An athlete, who wishes to remain anonymous, talks about the training routines of his cycling friends:

“Normal training hours are up to eight hours a day. […] A lot of [the riders] are really unhappy and admire people with ‘normal’ occupations. The thought that they do nothing else but cycling is consuming them. And if they don’t succeed, that is not worth anything to them."

This suggests that especially those athletes are in risk of taking every opportunity (including doping) into account to extend and increase their sporting career as long and as much as possible.

“The coaches get them up cycling in the middle of the night to exercise,” the insider reveals. “And that’s the semi-professional athletes that try to get into the next level."

An athlete who is deprived of good sleep will have trouble attending lectures in the morning. It becomes apparent why many athletes think a choice of either one or the other is unavoidable.

The need for tailor-made interventions
Also the different characteristics of individual sports call for tailor-made, population- (and sport-) specific anti-doping interventions, as suggested by Kelsey Erickson. Many athletes take performance enhancing substances in situations when doping appears as the only way out or to re-establish fairness and balance in sport since they think everyone else is doing it.

These reasons for athletes to take PEDs might be similar to those suggested in the article but the kind of support they need differs very much.Dual careers could help minimise these reasons and provide athletes with security outside the sport.
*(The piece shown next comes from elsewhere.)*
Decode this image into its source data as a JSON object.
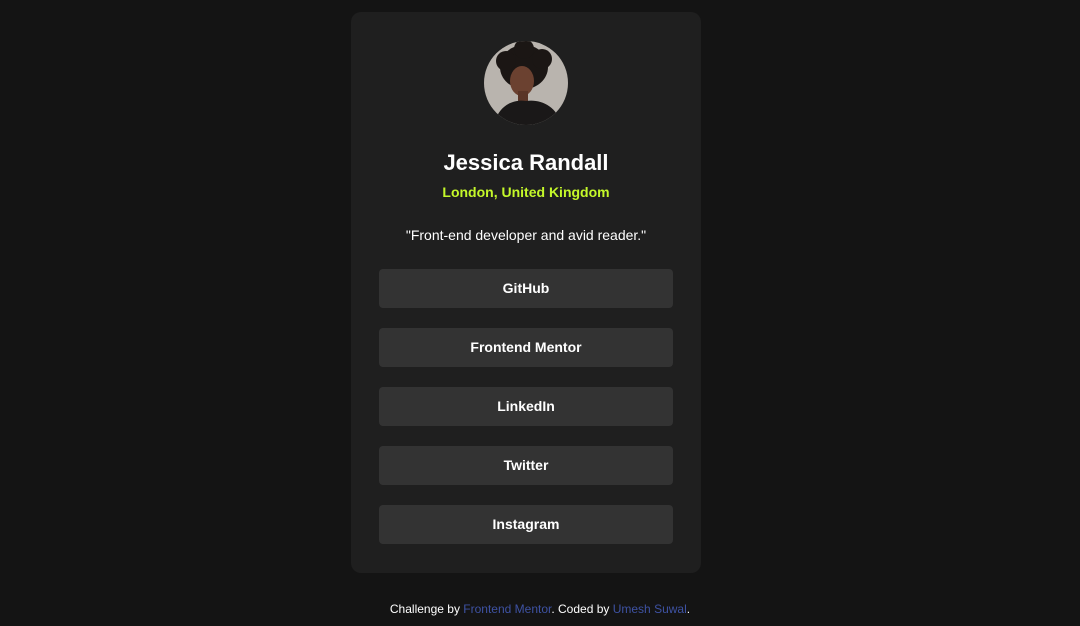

Promoting dual careers to raise awareness of their existence could be an effective means in the anti-doping effort. But education is only one piece of the puzzle, Westmattelmann emphasises by pointing to the need of a “balanced mix of anti-doping measures”.

Improving diagnostics, the Anti-Doping Law and a biological passport are just some of the measures he presents in his study, ‘Trustworthiness of high-performance sports and the fight against doping from the athlete’s point of view’, presented at Play the Game 2015. Along with a “transparent presentation of [the] anti-doping work,” Westmattelmann sees a “reduce [of] doping prevalence” as possible.